Fu Yuntian, Kim Heonseok, Adams Jenea I, Grimes Susan M, Huang Sijia, Lau Billy T, Sathe Anuja, Hess Paul, Ji Hanlee P, Zhang Nancy R
Graduate Program in Genomics and Computational Biology, University of Pennsylvania Perelman School of Medicine, Philadelphia, PA, USA.
Division of Oncology, Department of Medicine, Stanford University School of Medicine, Stanford, CA, USA.
Res Sq. 2023 Mar 21:rs.3.rs-2674892. doi: 10.21203/rs.3.rs-2674892/v1.
Long-read sequencing has become a powerful tool for alternative splicing analysis. However, technical and computational challenges have limited our ability to explore alternative splicing at single cell and spatial resolution. The higher sequencing error of long reads, especially high indel rates, have limited the accuracy of cell barcode and unique molecular identifier (UMI) recovery. Read truncation and mapping errors, the latter exacerbated by the higher sequencing error rates, can cause the false detection of spurious new isoforms. Downstream, there is yet no rigorous statistical framework to quantify splicing variation within and between cells/spots. In light of these challenges, we developed Longcell, a statistical framework and computational pipeline for accurate isoform quantification for single cell and spatial spot barcoded long read sequencing data. Longcell performs computationally efficient cell/spot barcode extraction, UMI recovery, and UMI-based truncation- and mapping-error correction. Through a statistical model that accounts for varying read coverage across cells/spots, Longcell rigorously quantifies the level of inter-cell/spot versus intra-cell/ spot diversity in exon-usage and detects changes in splicing distributions between cell populations. Applying Longcell to single cell long-read data from multiple contexts, we found that intra-cell splicing heterogeneity, where multiple isoforms co-exist within the same cell, is ubiquitous for highly expressed genes. On matched single cell and Visium long read sequencing for a tissue of colorectal cancer metastasis to the liver, Longcell found concordant signals between the two data modalities. Finally, on a perturbation experiment for 9 splicing factors, Longcell identified regulatory targets that are validated by targeted sequencing.
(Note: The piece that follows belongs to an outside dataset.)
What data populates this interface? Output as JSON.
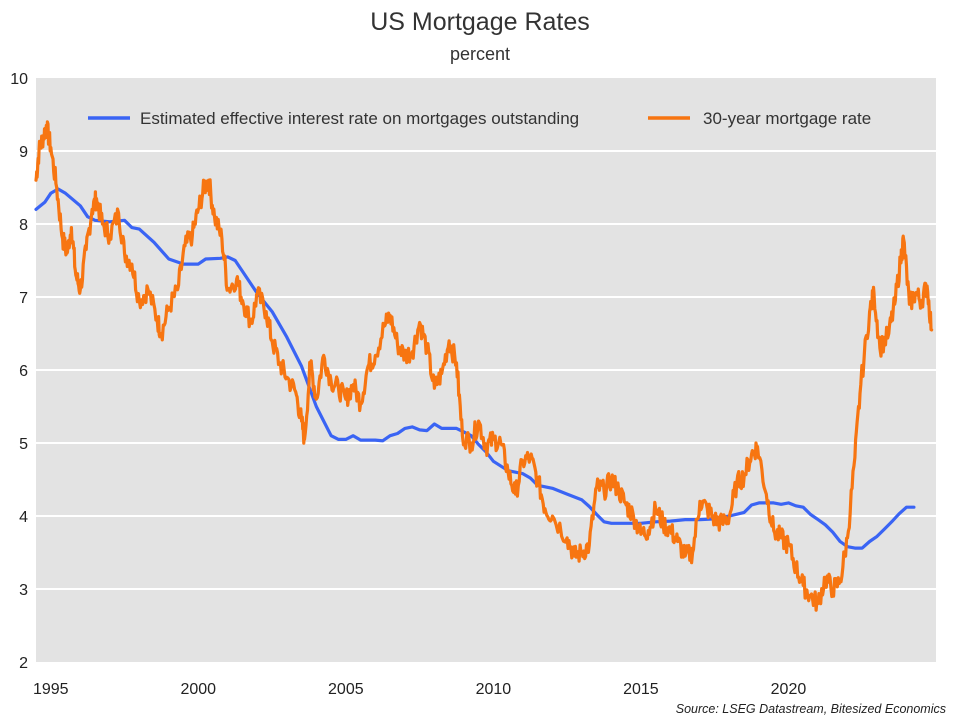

长读长测序已成为可变剪接分析的强大工具。然而,技术和计算方面的挑战限制了我们在单细胞和空间分辨率下探索可变剪接的能力。长读长测序错误率较高,尤其是高插入缺失率,限制了细胞条形码和独特分子标识符(UMI)恢复的准确性。读段截断和映射错误,后者因较高的测序错误率而加剧,可能导致虚假新异构体的错误检测。在下游,尚无严格的统计框架来量化细胞内和细胞间/斑点间的剪接变异。鉴于这些挑战,我们开发了Longcell,这是一个用于对单细胞和空间斑点条形码长读长测序数据进行准确异构体定量的统计框架和计算流程。Longcell在计算上高效地进行细胞/斑点条形码提取、UMI恢复以及基于UMI的截断和映射错误校正。通过一个考虑细胞/斑点间不同读段覆盖情况的统计模型,Longcell严格量化细胞间/斑点间与细胞内/斑点内外显子使用多样性水平,并检测细胞群体间剪接分布的变化。将Longcell应用于来自多种背景的单细胞长读长数据,我们发现对于高表达基因,同一细胞内多种异构体共存的细胞内剪接异质性普遍存在。在匹配的单细胞和用于结直肠癌肝转移组织的Visium长读长测序中,Longcell在两种数据模式之间发现了一致的信号。最后,在针对9种剪接因子的扰动实验中,Longcell鉴定出了经靶向测序验证的调控靶点。